Offer messages transmitted

Indicates the rate at which DHCPOffer messages were transmitted.


Each DHCP server that receives the client DHCPDiscover packet responds with a DHCPOffer packet containing an unleased IP address and additional TCP/IP configuration information, such as the subnet mask and default gateway. More than one DHCP server can respond with a DHCPOffer packet. The client will accept the first DHCPOffer packet it receives. The message is 342 bytes long.

Ack messages transmitted

Indicates the rate at which DHCPAcknowledge (DHCPAck) messages were transmitted.


The selected DHCP server acknowledges the client DHCPRequest for the IP address by sending a DHCPAck packet. At this time the server also forwards any optional configuration parameters. Upon receipt of the DHCPAck, the client can participate on the TCP/IP network and complete its system startup. The message is 342 bytes long.

Negative ack messages transmitted

Indicates the rate at which DHCPNak (negative acknowledgement) messages were transmitted.


If the IP address cannot be used by the client because it is no longer valid or is now used by another computer, the DHCP server responds with a DHCPNak packet, and the client must begin the lease process again. Whenever a DHCP server receives a request for an IP address that is invalid according to the scopes that it is configured with, it sends a DHCPNak message to the client.

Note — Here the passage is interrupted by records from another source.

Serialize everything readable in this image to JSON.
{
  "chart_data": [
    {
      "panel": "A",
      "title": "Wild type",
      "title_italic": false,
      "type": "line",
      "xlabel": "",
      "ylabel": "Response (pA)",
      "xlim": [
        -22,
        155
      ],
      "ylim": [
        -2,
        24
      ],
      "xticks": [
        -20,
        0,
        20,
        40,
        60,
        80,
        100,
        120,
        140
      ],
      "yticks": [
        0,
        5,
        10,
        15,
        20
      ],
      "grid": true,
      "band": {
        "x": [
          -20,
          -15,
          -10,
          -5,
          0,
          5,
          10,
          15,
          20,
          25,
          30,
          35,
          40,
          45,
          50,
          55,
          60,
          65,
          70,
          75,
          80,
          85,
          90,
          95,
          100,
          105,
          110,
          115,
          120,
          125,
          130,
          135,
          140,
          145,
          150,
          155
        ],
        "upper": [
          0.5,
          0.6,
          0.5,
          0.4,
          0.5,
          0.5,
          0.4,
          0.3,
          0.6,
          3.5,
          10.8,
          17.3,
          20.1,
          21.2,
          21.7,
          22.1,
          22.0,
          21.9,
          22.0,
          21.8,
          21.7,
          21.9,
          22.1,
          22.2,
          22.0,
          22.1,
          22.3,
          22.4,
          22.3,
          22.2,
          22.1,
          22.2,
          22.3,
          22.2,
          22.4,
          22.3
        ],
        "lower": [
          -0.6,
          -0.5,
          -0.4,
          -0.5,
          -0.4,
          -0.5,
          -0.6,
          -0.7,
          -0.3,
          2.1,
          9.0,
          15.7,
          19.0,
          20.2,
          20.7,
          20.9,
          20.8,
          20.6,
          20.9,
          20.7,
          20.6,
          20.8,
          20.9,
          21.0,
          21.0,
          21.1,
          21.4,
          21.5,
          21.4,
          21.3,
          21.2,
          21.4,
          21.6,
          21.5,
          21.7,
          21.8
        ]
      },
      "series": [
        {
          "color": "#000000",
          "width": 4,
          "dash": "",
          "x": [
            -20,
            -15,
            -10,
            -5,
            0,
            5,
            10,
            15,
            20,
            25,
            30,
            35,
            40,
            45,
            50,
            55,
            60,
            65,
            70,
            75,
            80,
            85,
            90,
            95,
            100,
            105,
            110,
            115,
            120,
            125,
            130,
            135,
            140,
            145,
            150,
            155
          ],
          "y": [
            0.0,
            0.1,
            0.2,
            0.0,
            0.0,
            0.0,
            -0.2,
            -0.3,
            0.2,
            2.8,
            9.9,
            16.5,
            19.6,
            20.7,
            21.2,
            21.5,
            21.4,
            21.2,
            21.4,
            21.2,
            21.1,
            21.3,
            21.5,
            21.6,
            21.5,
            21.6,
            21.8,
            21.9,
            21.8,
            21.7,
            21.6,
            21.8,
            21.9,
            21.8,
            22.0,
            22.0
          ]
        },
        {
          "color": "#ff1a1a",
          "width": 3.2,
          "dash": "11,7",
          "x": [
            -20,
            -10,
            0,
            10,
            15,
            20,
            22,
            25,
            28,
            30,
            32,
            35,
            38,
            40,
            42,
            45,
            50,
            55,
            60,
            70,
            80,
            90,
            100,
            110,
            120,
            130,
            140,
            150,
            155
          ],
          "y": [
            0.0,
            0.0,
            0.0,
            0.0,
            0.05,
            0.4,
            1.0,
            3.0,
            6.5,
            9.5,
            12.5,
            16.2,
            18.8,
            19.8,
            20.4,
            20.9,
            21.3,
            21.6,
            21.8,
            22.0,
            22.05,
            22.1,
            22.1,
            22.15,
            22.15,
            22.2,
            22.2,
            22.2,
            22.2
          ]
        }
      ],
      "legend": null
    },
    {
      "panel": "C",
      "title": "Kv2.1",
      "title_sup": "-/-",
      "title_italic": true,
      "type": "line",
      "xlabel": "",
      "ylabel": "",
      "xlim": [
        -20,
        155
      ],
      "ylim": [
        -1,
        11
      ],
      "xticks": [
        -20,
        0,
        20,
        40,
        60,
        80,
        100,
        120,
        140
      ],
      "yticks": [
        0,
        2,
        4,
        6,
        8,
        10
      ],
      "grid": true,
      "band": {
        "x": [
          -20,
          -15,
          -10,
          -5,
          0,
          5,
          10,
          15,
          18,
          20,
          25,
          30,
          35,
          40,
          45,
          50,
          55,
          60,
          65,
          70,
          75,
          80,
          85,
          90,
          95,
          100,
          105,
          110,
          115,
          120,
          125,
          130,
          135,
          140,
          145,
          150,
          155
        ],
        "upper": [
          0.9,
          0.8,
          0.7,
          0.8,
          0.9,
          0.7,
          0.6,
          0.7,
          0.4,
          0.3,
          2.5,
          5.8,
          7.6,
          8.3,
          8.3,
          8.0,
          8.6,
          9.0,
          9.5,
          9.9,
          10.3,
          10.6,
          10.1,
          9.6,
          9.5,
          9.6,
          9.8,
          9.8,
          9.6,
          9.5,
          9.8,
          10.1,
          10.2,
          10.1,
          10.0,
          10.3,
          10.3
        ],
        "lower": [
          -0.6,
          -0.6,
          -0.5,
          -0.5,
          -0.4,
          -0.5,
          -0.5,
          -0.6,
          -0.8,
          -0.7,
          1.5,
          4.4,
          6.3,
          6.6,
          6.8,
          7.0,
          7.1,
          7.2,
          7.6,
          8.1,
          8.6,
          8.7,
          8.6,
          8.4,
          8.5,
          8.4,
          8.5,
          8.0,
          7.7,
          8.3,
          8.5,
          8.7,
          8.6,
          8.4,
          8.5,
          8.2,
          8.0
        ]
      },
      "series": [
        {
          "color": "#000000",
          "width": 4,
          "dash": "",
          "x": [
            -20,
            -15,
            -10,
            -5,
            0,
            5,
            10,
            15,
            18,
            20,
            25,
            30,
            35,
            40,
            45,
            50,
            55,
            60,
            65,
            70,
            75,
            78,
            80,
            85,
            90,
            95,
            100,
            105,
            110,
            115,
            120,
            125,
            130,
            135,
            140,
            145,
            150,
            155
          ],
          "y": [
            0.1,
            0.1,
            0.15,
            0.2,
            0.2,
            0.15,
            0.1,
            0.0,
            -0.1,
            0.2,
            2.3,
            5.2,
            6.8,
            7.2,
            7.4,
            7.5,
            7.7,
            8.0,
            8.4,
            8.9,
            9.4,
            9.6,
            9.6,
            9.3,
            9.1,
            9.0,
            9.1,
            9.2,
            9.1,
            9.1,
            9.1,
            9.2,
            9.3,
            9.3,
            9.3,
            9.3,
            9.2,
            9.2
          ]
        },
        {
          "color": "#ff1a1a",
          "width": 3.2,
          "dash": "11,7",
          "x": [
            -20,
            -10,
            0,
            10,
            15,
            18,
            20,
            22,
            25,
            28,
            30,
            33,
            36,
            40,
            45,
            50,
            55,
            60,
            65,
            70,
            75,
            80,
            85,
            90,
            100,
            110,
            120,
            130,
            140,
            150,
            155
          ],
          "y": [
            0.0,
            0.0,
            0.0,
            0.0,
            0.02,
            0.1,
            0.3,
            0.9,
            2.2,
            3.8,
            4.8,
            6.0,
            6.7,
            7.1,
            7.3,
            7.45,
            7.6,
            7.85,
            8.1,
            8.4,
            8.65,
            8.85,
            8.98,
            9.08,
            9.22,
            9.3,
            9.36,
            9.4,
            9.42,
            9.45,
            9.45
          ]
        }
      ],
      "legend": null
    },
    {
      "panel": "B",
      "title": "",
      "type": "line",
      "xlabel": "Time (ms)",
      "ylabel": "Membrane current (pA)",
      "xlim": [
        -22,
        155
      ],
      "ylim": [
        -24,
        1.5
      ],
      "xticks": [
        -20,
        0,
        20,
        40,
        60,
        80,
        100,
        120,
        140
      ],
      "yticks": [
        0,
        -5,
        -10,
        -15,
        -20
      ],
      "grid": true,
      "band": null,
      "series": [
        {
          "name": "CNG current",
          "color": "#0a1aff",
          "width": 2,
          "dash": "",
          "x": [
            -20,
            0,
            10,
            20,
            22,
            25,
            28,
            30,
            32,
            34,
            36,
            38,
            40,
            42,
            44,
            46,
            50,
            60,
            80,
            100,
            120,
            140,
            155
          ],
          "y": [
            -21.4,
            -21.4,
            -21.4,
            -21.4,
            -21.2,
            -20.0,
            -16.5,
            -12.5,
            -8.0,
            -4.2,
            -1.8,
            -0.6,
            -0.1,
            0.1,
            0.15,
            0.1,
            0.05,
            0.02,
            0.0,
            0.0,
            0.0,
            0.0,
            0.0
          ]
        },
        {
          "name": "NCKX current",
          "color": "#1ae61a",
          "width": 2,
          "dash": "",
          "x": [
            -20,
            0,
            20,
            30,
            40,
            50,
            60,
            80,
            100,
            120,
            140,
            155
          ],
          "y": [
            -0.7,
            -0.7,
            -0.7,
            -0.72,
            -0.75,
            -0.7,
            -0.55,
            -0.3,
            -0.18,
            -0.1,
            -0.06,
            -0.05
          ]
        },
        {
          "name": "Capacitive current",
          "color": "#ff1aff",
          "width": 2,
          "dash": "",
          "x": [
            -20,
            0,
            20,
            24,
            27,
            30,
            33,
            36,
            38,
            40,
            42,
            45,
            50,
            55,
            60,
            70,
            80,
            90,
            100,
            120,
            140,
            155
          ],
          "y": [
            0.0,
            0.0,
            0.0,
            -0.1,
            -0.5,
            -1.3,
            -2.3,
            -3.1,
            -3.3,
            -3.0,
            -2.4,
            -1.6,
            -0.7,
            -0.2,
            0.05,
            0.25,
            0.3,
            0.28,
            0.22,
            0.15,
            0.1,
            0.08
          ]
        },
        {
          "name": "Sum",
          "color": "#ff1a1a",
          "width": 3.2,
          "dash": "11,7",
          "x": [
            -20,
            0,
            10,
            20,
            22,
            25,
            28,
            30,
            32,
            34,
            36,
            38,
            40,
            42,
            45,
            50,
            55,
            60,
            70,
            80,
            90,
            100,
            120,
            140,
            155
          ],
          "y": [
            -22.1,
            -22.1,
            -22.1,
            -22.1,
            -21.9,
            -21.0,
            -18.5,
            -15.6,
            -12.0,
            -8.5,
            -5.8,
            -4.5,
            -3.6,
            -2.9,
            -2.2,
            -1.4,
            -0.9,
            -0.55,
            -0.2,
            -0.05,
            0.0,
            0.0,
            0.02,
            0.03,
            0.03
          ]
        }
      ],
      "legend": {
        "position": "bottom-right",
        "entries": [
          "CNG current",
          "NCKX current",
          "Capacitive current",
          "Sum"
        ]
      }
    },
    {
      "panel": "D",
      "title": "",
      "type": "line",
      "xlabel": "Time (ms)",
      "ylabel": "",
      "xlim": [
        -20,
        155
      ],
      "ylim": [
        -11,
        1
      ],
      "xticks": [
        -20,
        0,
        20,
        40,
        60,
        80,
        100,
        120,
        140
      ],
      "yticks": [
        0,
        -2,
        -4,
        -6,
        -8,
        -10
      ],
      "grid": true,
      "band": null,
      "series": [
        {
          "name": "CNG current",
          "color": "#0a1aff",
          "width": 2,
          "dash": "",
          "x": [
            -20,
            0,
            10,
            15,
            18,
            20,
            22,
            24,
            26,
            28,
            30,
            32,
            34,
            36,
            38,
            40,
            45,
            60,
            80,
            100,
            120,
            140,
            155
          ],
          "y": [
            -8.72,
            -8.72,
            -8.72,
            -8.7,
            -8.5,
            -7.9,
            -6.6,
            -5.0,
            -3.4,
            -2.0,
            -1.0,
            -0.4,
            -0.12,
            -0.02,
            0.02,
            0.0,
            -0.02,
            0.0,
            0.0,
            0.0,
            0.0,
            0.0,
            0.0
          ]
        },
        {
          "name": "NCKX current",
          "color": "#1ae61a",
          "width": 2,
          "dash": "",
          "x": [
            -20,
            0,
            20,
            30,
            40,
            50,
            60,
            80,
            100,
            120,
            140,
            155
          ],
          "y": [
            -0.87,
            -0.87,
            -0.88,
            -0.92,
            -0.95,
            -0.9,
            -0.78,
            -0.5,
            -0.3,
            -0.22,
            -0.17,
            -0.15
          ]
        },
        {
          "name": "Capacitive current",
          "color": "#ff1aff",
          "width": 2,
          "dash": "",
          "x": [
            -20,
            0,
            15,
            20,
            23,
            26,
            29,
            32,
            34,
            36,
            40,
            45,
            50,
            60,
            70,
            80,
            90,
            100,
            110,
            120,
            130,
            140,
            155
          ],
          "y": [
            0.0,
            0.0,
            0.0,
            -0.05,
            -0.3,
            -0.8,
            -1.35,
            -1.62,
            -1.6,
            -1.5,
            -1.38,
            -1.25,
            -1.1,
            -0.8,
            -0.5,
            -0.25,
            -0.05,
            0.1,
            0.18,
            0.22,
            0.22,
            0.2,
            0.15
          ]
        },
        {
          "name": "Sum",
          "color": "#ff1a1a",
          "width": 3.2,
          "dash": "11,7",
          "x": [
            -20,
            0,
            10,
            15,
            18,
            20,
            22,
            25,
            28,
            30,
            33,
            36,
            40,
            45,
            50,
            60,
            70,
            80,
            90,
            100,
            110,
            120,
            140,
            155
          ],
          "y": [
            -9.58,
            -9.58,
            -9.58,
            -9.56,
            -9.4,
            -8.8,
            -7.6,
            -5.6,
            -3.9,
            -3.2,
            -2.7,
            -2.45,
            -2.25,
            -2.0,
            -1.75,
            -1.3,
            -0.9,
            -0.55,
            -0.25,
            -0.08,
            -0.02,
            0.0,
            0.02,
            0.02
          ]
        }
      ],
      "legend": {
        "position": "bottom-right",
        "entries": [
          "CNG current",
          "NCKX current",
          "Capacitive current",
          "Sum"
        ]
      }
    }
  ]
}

Declined messages received

Indicates the rate at which DHCPDecline messages were received.


If the DHCP client determines the offered configuration parameters are invalid, it sends a DHCPDecline packet to the server, and the client must begin the lease process again.

Informational messages received

Indicates the rate at which DHCPInform messages were received.


When the DHCPInform message type is used, the sender is already externally configured for its IP address on the network, which may or may not have been obtained using DHCP.